Par Ahemd Ancer, journaliste à El Watan

Signe révélateur de la mémoire à l’évidence quelque peu défaillante d’un homme de 90 ans, la dernière sortie de Ali Yahia Abdennour trahit une perspicacité tâtonnante et plutôt oublieuse d’attitudes passées souvent contradictoires, et parfois peu honorables.

En effet, lors de sa dernière sortie avant-hier, notre homme politique a appelé clairement et sans détour l’armée à fomenter un nouveau putsch. Aussi curieux que cela puisse paraître, dans la même déclaration Ali Yahia Abdennour dénonçait, encore une fois : « la révision de la constitution en 2008 est un coup d’Etat constitutionnel commis par un président illégitime désigné par l’armée et non élu par le peuple.» (In le Soir d’Algérie du lundi 25 avril 2011). La logique de maître Ali Yahia Abdennour n’est-elle pas troublante du fait qu’elle dénonce le coup d’Etat et appelle ensuite au putsch militaire ?
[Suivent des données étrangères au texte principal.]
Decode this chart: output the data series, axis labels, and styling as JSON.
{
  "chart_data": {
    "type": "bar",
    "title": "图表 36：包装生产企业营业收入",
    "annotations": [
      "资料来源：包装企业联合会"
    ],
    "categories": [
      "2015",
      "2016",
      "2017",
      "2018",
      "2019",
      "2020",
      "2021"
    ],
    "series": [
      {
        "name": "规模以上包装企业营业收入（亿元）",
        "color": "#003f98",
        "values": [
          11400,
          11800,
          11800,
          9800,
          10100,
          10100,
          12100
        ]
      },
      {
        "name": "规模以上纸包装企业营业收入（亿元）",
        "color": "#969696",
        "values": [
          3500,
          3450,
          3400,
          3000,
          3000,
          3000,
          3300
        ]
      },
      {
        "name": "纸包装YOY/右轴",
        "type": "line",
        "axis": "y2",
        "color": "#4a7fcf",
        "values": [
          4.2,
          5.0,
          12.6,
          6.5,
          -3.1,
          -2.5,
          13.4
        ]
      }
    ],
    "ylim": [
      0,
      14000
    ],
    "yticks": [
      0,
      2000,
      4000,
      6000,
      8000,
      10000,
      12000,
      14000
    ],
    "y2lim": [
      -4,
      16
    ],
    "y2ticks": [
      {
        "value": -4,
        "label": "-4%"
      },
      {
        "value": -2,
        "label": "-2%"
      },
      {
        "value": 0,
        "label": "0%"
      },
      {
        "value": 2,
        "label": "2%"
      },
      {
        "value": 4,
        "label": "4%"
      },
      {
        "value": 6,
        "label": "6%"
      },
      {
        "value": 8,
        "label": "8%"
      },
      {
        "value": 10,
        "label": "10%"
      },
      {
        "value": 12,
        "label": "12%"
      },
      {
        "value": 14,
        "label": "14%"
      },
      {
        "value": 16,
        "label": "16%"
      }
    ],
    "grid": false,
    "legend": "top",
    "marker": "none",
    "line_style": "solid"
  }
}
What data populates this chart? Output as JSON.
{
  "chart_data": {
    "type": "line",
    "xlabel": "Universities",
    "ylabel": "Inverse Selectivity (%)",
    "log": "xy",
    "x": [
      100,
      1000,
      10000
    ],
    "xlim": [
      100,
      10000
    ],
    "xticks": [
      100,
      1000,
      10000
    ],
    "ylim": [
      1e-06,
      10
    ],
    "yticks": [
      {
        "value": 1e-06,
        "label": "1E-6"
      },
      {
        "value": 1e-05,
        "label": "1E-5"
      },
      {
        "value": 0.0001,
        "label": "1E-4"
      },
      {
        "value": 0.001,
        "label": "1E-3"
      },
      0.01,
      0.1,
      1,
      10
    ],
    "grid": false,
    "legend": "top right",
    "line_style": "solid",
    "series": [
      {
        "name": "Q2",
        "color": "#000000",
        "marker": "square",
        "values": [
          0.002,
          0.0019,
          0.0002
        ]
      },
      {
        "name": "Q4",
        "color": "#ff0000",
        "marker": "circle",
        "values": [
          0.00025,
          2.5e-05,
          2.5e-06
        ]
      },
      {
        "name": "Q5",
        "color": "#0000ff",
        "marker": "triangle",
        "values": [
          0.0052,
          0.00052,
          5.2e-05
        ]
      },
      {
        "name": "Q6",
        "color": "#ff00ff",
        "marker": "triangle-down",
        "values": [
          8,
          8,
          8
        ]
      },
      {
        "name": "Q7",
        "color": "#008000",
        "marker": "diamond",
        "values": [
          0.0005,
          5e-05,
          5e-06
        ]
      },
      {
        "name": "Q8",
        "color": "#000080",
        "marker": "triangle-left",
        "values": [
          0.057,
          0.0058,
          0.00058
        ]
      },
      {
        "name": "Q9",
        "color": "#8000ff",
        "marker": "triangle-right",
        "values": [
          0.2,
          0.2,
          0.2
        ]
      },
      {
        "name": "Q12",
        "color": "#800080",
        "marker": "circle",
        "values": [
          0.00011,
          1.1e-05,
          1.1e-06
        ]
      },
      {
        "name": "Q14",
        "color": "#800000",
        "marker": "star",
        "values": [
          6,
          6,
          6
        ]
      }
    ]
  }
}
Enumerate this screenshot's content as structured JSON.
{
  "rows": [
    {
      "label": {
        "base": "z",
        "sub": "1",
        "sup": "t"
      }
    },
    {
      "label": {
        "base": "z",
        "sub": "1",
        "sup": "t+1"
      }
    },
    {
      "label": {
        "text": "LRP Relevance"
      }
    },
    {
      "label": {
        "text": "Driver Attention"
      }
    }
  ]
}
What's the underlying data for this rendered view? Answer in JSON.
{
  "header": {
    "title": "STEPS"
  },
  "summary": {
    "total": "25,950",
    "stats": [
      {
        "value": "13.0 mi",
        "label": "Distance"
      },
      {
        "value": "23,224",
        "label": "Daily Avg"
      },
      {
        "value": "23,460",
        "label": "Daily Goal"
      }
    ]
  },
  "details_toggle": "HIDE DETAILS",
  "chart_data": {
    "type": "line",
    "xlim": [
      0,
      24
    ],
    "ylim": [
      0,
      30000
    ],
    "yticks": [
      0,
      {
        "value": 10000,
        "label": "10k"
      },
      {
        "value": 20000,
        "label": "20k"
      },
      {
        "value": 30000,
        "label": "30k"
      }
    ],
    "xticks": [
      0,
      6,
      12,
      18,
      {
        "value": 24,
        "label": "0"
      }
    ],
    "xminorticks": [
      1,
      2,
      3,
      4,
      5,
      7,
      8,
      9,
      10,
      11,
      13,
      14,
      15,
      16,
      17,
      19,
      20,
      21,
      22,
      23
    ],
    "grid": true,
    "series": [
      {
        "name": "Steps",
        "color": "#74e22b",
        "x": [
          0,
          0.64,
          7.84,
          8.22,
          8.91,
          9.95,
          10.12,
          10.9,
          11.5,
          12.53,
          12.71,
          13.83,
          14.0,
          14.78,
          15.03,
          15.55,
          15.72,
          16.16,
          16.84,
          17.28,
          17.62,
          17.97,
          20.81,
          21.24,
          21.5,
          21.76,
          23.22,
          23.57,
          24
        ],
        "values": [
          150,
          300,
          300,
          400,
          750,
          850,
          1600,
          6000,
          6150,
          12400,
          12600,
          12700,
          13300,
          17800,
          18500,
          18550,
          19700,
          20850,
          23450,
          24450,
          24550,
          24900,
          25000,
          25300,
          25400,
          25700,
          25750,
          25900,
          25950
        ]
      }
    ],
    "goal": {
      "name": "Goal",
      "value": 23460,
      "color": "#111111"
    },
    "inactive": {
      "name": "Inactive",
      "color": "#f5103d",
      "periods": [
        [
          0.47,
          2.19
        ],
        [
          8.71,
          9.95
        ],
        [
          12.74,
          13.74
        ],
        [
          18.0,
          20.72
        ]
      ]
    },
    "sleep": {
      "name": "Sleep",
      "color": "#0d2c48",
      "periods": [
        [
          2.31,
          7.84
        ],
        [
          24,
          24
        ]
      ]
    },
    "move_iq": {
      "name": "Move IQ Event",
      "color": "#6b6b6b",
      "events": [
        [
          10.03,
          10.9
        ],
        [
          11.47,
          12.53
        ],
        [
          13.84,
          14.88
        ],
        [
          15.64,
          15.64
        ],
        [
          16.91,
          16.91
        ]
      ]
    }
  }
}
En somme, il existe des hommes politiques qui peuvent dénoncer une forfaiture et appeler le lendemain à son accomplissement. Mais ce qui est encore plus troublant c’est que notre « champion des droits de l’homme » est lui-même un ancien partisan des coups de force militaire ! C’est bouleversant mais néanmoins incontestable. Oui et c’est le journal officiel algérien qui témoigne : Maître Ali Yahia Abdennour a applaudi le coup d’Etat de 1965.

En effet, député de Tizi Ouzou, il est dans la liste des signataires (sous le n°13) des « parlementaires » qui ont paraphé la motion dite « des députés présents à Alger » qui saluait le putsch (voir le journal officiel n° 56 du 06 juillet 1965). Voyons ce que disait, entre autres, le texte de la motion de soutien au redressement révolutionnaire du 19 juin 1965 : « Font confiance au Conseil de la révolution pour exercer les pouvoirs et attributions qui étaient confiés à l’ex-chef de l’Etat et pour prendre toute mesure que requiert, dans les circonstances présentes, le bon fonctionnement des rouages de l’Etat. » Et, ironie de l’histoire, le même Bouteflika d’aujourd’hui, était aussi membre de ce Conseil de la révolution, auteur du coup d’Etat et par conséquent, bénéficiaire du soutien en question.

S’était alors ouverte au milieu des années soixante, une période sombre et douloureuse : les militants communistes comme feu Bachir Hadj Ali et des membres l’Organisation de la résistance populaire (ORP) dont maître Hocine Zahouane ou encore celui qui deviendra un historien connu (Mohamed Harbi) sombrent dans la clandestinité parce que pourchassés de façon impitoyable. Nombreux sont ceux qui comme Bachir Hadj Ali et autre Hocine Zahouane ont été torturés de façon sauvage par la sécurité militaire de Kasdi Merbah. Quant à Ali Yahia Abdennour, il a, suite à ce précieux soutien venant d’un député de Tizi Ouzou au moment où le maquis FFS n’était qu’en voie de résorption, bénéficié d’un bien juteux poste de ministre qu’il a assumé avec abnégation pendant plusieurs années. Une fois son pouvoir consolidé, le nouveau maître du pays se débarrasse de Ali Yahia Abdennour et ce dernier sachant quelles casseroles lui colle au train, ne se remettra à faire de la politique qu’une fois Boumédienne six pieds sous terre.

En 1992, il se découvre une vocation d’anti-putschiste et s’investit en tant qu’avocat mais aussi en tant que politique dans la défense des islamistes y compris les plus violents. Qu’un avocat défende un accusé, Abdennour n’est pas le seul à l’avoir fait mais ce qui sera retenu c’est surtout son investissement politique dans la tentative de remettre en selle les islamistes grâce à l’opération Sant’Egidio en 1995 à un moment où le FIS déployait des efforts pour rationaliser les sanglantes actions des groupes armés.

Ce sont tous ces éléments qui expliquent aussi pourquoi les Algériens rechignent à rejoindre une CNCD (partis) dans les fameuses marches du samedi. C’est que la réputation de certain de ses symboles est loin d’être reluisante. Pourtant le pays a besoin de changements mais cela est prouvé par 50 ans de pratique, ce ne sera pas une armée qui est le socle du système qui va les mener. Il appartient au peuple comme en Tunisie, en Égypte et maintenant en Syrie de mener sa révolution pour se défaire des rentiers.

Ahme Ancer
Mardi 26 avril 2011.

N.B : Cet article était destiné à la publication dans les colonnes d’El Watan où je suis journaliste.